I returned home. I still felt my hip acting strange. I was working on it in a Yin Yoga class I participate in. I also get massages often as a form of staying in touch with my body and self-care. My massage therapist, who is also a Reiki Master, knew nothing of my hip aches as I hadn’t remembered to tell her. She got to work during a session, and I asked her only to work my upper back, neck, jaw, pecs that day because that is where I felt pain. She went directly to my left hip. I said laughing, “Hey, I said, my upper body!” She answered, “Right, but I feel something here, its off. Its not aligned properly.” I thought how in the hell did she know that and know it so immediately. I told her it had been acting up and that I was working on it in Yin. She said, Yin is good for this type of thing, keep working on it. The thought then occurred to me, as I know she was/is an energy worker, so I asked, “What emotion do the hips or does the left hip in particular hold?” She answered, “The left hip is aligned with your Matriarchal Lineage/Ancestors. The right hip is Patriarchal Lineage.” The moment was too surreal to explain it all to her and I wanted it for myself for a time. I absorbed the message my body was speaking. In Iona and even before, I was saying goodbye to my mom still and any/all unresolved trauma from her life that she didn’t have the wherewithal to deal with. She was busy surviving until she wasn’t. Since that moment on the massage table, my left hip or hips have not ached once.

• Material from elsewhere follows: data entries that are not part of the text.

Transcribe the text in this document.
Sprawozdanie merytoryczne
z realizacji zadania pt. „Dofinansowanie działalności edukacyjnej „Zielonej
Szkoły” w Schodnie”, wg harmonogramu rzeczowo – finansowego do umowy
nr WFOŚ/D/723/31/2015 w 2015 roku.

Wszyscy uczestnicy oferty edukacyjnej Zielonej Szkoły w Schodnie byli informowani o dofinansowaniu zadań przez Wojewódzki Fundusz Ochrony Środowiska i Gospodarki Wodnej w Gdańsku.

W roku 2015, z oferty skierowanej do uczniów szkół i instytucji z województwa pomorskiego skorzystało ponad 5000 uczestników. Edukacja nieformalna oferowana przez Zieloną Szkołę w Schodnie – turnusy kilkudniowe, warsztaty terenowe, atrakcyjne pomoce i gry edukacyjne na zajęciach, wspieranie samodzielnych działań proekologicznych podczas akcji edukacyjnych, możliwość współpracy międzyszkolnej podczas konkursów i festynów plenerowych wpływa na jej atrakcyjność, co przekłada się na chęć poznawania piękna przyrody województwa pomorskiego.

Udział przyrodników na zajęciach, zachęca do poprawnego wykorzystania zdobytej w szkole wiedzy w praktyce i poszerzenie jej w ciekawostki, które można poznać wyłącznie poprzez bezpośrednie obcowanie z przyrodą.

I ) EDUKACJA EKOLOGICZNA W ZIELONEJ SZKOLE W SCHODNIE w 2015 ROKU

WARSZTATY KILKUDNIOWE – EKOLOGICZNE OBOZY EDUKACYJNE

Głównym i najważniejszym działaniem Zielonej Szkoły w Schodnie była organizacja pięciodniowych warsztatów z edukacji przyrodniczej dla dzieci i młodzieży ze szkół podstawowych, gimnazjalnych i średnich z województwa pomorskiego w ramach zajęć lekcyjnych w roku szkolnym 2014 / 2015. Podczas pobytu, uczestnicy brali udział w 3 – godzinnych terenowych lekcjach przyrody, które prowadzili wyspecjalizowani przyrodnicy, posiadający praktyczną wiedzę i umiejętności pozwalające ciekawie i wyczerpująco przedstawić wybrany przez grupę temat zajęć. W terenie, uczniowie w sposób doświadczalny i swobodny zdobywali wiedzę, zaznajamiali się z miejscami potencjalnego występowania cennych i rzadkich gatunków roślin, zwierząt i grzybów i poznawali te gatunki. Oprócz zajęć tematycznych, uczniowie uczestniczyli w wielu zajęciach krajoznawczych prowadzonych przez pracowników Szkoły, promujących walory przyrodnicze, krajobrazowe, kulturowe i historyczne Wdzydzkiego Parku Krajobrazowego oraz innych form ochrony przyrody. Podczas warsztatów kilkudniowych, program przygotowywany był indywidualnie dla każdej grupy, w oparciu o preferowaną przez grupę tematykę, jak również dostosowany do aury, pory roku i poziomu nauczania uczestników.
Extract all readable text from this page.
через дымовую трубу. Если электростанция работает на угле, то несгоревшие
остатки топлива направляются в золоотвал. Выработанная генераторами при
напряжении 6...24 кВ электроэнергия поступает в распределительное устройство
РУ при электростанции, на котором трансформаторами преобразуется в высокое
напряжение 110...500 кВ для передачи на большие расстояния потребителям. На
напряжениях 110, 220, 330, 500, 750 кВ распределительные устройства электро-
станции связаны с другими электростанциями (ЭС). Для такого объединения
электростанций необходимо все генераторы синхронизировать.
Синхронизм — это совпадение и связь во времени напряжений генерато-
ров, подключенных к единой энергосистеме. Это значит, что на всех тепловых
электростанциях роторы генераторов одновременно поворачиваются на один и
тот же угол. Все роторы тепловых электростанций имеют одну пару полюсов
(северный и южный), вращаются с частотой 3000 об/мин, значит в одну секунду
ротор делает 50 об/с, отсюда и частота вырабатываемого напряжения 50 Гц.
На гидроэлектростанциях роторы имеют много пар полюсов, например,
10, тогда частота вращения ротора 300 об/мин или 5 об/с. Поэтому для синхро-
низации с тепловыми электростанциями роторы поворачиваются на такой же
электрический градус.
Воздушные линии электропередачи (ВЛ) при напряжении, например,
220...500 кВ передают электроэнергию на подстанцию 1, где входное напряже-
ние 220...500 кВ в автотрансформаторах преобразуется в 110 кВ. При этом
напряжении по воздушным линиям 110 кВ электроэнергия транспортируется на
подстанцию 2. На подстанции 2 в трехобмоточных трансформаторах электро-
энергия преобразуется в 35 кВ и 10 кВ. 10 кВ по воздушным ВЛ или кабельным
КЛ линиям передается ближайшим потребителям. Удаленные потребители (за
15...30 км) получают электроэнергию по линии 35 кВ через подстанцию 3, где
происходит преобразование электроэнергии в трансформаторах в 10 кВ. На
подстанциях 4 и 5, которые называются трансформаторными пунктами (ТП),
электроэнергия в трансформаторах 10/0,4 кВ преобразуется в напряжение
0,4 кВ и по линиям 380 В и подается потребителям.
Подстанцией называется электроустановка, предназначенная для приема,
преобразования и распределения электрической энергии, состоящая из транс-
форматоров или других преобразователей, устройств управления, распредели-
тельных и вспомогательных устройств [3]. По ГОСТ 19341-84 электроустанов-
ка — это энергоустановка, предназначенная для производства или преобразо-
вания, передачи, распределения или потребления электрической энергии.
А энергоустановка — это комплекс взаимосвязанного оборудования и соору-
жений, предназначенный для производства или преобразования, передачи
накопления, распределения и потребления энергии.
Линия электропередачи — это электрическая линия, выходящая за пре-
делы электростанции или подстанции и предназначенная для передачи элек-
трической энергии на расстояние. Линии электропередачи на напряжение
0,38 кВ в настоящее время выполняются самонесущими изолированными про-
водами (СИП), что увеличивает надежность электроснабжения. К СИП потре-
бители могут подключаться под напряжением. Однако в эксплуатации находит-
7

Our bodies are a sacred text. Read them carefully with time, intention and breath.

I am Joy Holt-Hilliker, a Psychotherapist in Private Practice in Seattle, WA. I am also a writer contributing monthly to the For Women Who Roar Community.  I enjoy the mountains, hiking, kayaking, paddle boarding, art, music, and spending time with the ones in whom I can fully be at rest.  I have a Bachelors of Business Administration with a concentration in International/Global Business, and a degree in Spanish from Pacific Lutheran University.  I graduated with a Masters in Psychology and Counseling from The Seattle School of Theology & Psychology. My passion for my work is rooted in the desire to see people feeling at home and alive within their own skin in whatever shape that takes.  This comes from extending greater compassion and kindness toward oneself and is what ultimately leads to a greater sense of wellbeing.  I believe that we are both wounded and healed in relationship and when we have ample space to explore and develop language around our narrative, we grow in power, agency, vitality and hope.  I believe that women who howl together can change the world!